Translator Poetry

Man, oh, man do I love translator software as a poetic device. Write a piece of simple doggerel sometime, then run it through a translator program a few times–English to Spanish, Spanish to Italian, Italian to French, French to German, German to English–and what comes out is so surreal and so beautiful and so beyond what the human mind could create on its own. Need a sample? Here ya go:

we chew ourselves
we sings: us! us!
we run (ourselves), plays, us
we go ourselves
the backed enjoyment: we! we!
quickly we lubricate the wax of the carousel
the slide, the lube of the Chutney
and he/it leaves us
the slide, they fells, (she/it) (we) (we) (we)
what? free? us?
in order to be everything we can,
he/it can be
or, in order not to be
if I sewed,
if he/it is not or he/it is,
or he/it could harden himself/itself in the phlegm
in the phlegm
(we) in the phlegm
hardened us
much heat
much heat
much moist
much heat
like the shrub
like the blood
like the crate
like the musty smell
like the mac in the phlegm, in the heather
and the mac in the duff
and he/it put me low,
and he/it put me the lie,
and he/it extended me
to sleep or to die

In Praise of “Trespass”

More on the underappreciated albums front: Trespass by Genesis.
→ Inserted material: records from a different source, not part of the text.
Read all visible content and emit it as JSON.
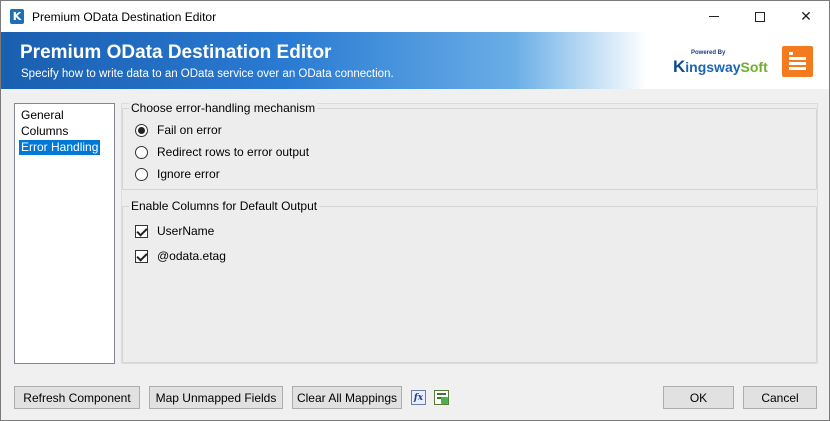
{
  "window": {
    "title": "Premium OData Destination Editor",
    "app_icon_letter": "K"
  },
  "banner": {
    "title": "Premium OData Destination Editor",
    "subtitle": "Specify how to write data to an OData service over an OData connection.",
    "brand_powered_by": "Powered By",
    "brand_name_k": "K",
    "brand_name_middle": "ingsway",
    "brand_name_end": "Soft",
    "icon": "editor-list-icon",
    "accent_color": "#f47a1f",
    "gradient_start": "#1a5fb0"
  },
  "nav": {
    "items": [
      {
        "label": "General",
        "active": false
      },
      {
        "label": "Columns",
        "active": false
      },
      {
        "label": "Error Handling",
        "active": true
      }
    ],
    "selected_color": "#0078d7"
  },
  "error_handling": {
    "legend": "Choose error-handling mechanism",
    "options": [
      {
        "label": "Fail on error",
        "selected": true
      },
      {
        "label": "Redirect rows to error output",
        "selected": false
      },
      {
        "label": "Ignore error",
        "selected": false
      }
    ]
  },
  "default_output": {
    "legend": "Enable Columns for Default Output",
    "columns": [
      {
        "label": "UserName",
        "checked": true
      },
      {
        "label": "@odata.etag",
        "checked": true
      }
    ]
  },
  "buttons": {
    "refresh": "Refresh Component",
    "map_unmapped": "Map Unmapped Fields",
    "clear_mappings": "Clear All Mappings",
    "expression_icon": "fx-expression-icon",
    "mapping_icon": "mapping-checklist-icon",
    "ok": "OK",
    "cancel": "Cancel"
  }
}
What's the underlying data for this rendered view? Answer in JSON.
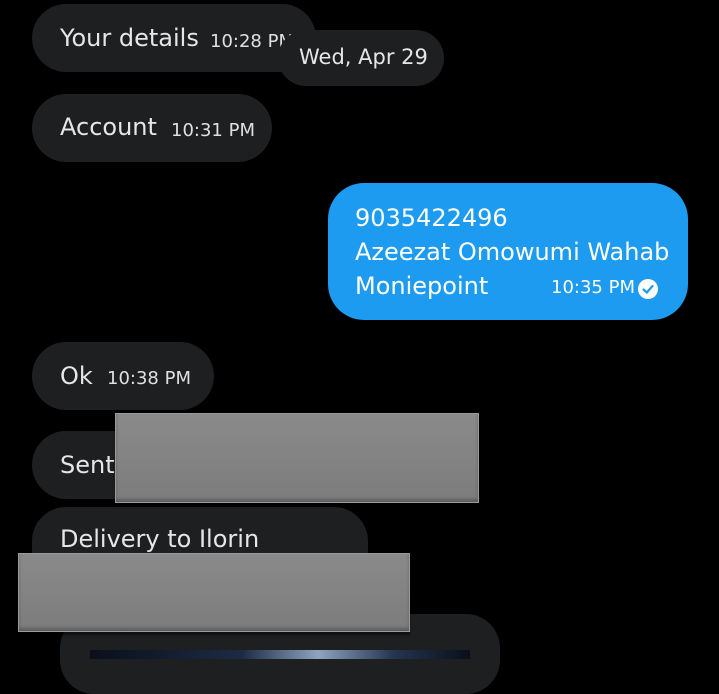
{
  "messages": {
    "your_details": {
      "text": "Your details",
      "time": "10:28 PM"
    },
    "date_separator": "Wed, Apr 29",
    "account": {
      "text": "Account",
      "time": "10:31 PM"
    },
    "outgoing": {
      "line1": "9035422496",
      "line2": "Azeezat Omowumi Wahab",
      "line3": "Moniepoint",
      "time": "10:35 PM",
      "status_icon": "read-check-icon"
    },
    "ok": {
      "text": "Ok",
      "time": "10:38 PM"
    },
    "sent": {
      "text": "Sent"
    },
    "delivery": {
      "text": "Delivery to Ilorin"
    }
  },
  "colors": {
    "background": "#000000",
    "incoming_bubble": "#1e1f21",
    "outgoing_bubble": "#1d9bf0",
    "redaction": "#838383"
  }
}
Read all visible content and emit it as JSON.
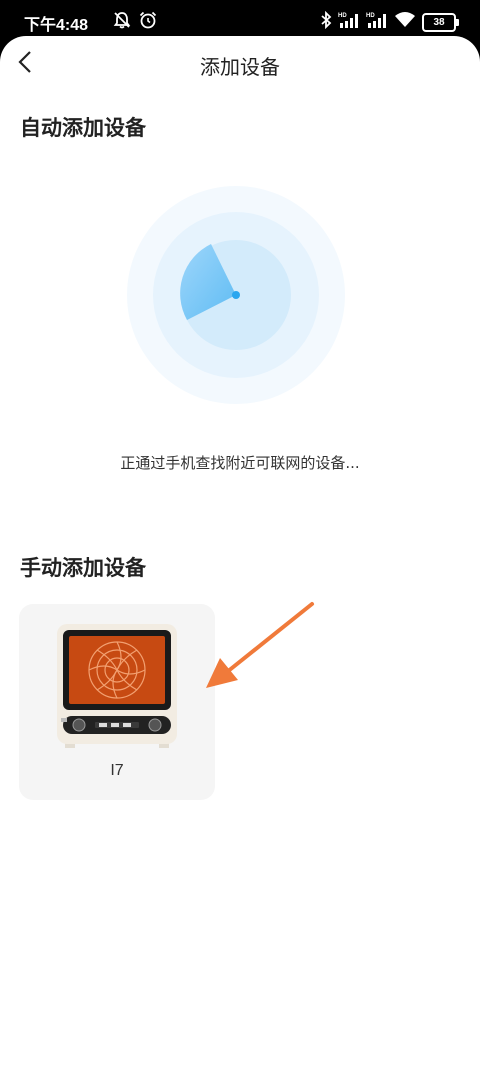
{
  "status_bar": {
    "time": "下午4:48",
    "icons": [
      "mute-bell-icon",
      "alarm-icon",
      "bluetooth-icon",
      "hd-signal-icon",
      "hd-signal-icon",
      "wifi-icon"
    ],
    "battery": "38"
  },
  "header": {
    "title": "添加设备",
    "back_icon": "back-chevron-icon"
  },
  "auto_section": {
    "title": "自动添加设备",
    "scanning_text": "正通过手机查找附近可联网的设备...",
    "accent_color": "#2aa6ef"
  },
  "manual_section": {
    "title": "手动添加设备",
    "devices": [
      {
        "name": "I7",
        "icon": "oven-image"
      }
    ]
  },
  "annotation": {
    "arrow_color": "#f07a3a"
  }
}
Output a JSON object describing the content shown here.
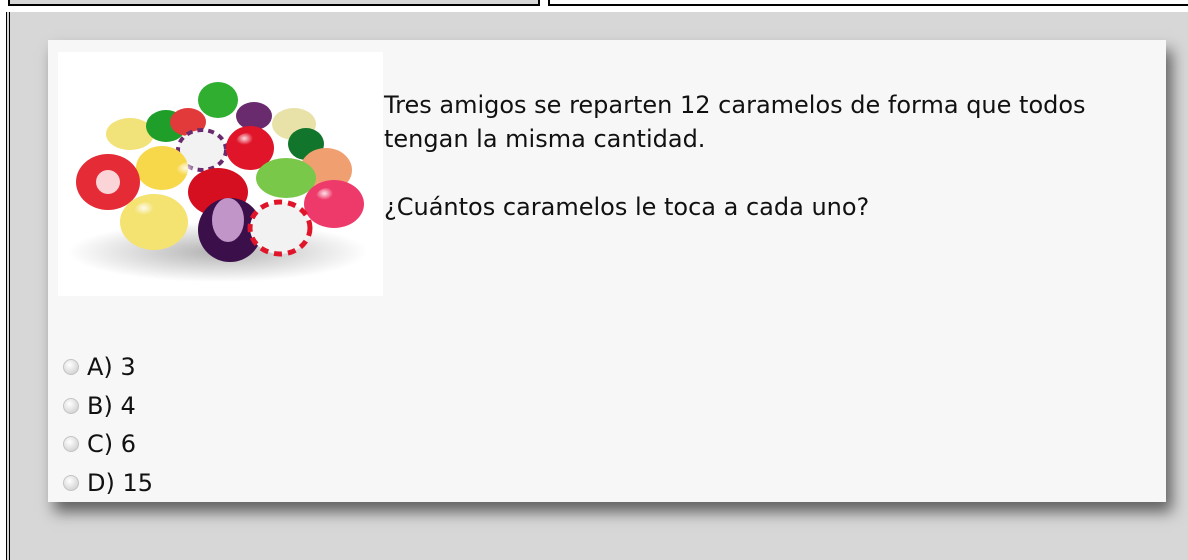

Most Johnny- and Janey-Come-Lately Genesis fans miss this one, since it predates Phil Collins, the group’s primary magnet for the casual latter day follower. But Peter Gabriel’s on this one, as are Anthony Philips (guitars) and Peter Mayhew (drums), who certainly more than hold their own throughout the procedings. The songs are, for the most part, a bit more straighforward than the ones that define Nursery Cryme and Foxtrot, the two most-similar albums in the Genesis canon–but that’s not a bad thing, now, is it? Most folks who do know this album will focus on its closing song, “The Knife,” as the reason to own it, but I’m gonna lift up “Stagnation” instead–one of the most beautiful, powerful, evocative things this group ever produced, no lie.

Sauce

Few things make me happier than a big bowl of pasta with a brilliant tomato-based sauce on top. But few things make me angrier than going to a restaurant and ordering said dish–then having them bring me a plate with a one of these horrible, thin nouveau red sauces on top, big chunks of stewed tomato, some runny liquid (most likely pressed from the tomatoes), a couple of basil leaves and some monstrous hunks of garlic. And as bad as that is, it’s even worse when a restaurant does it on a pizza: the tomatoes bleed through the crust, the whole thing gets slimy, yuck, yuck, yuck. And being served garlic that way is flat out offensive: if you’re living or sleeping with someone, you’d better make darn sure you share the dish, or someone’s gonna be gassed out onto the couch come bedtime by the noxious garlic aroma oozing out of every pore and orifice as great, huge chunks of that hideous root sit, undisolved, in your loved one’s gut. So pay attention chefs: cut stuff up and then cook it for a while if you’re gonna call it a sauce. Because these warm, wet salads you’re passing of as sauce these days are really getting me down, man.

Gormenghast

Mervyn Peake’s Gormenghast trilogy has long been one of my favorite works of literature, although it’s always been mildly embarrassing to admit that fact–since people who haven’t read the books tend to roll their eyes and lump you in with the sorts of folks who dress up as hobbits for Dungeons and Dragons tournaments when you do. So it was kind of nice when one of the members of Can (yet another personal favorite) crafted an avant garde opera from the first two books of the trilogy, offering some mild modicum of popular artistic respectability. And now, holy krow, even better: the BBC has created a new television version of Gormenghast. The still clips look magnificent . . . I just hope I can stand the wait before it finally airs in America.

Grrr-ching!

Just how in God’s name did Steve Albini actually manage to get that Big Black guitar sound? I mean, I’ve played with a lot of guitars, and I’ve played with a lot of pedal effects, and lots of other people have played with lots of both, but I don’t think that anyone’s ever come as close to reproducing the sonic sensation of a dental drill to the head in quite the same way that Albini did on Big Black’s last couple of records. “Kerosene,” in particular, makes my eyes water. And that’s a good thing.

Opening paragraph to a rediscovered story . . .

“Stars above, sand below, Amanda waded waist deep through warm waves, enjoying the solitude of the North Carolina beach by night. She was nearly six weeks into her summer sabbatical and had been slowly working her way southward since the spring semester had ended at the New England University where she lectured in comparative literature. Amanda’s summer itinerary had been intentionally amorphous from the start as she was less concerned with where she was going than with what she was leaving: a long-running, long-dysfunctional relationship with a colleague that had finally imploded; a nagging suspicion that she was beginning to treat her students poorly; a boredom with the great works of literature that had once so moved her; a sense of anomie that had become positively strangling as it spread insidiously to touch everything that in turn touched her.”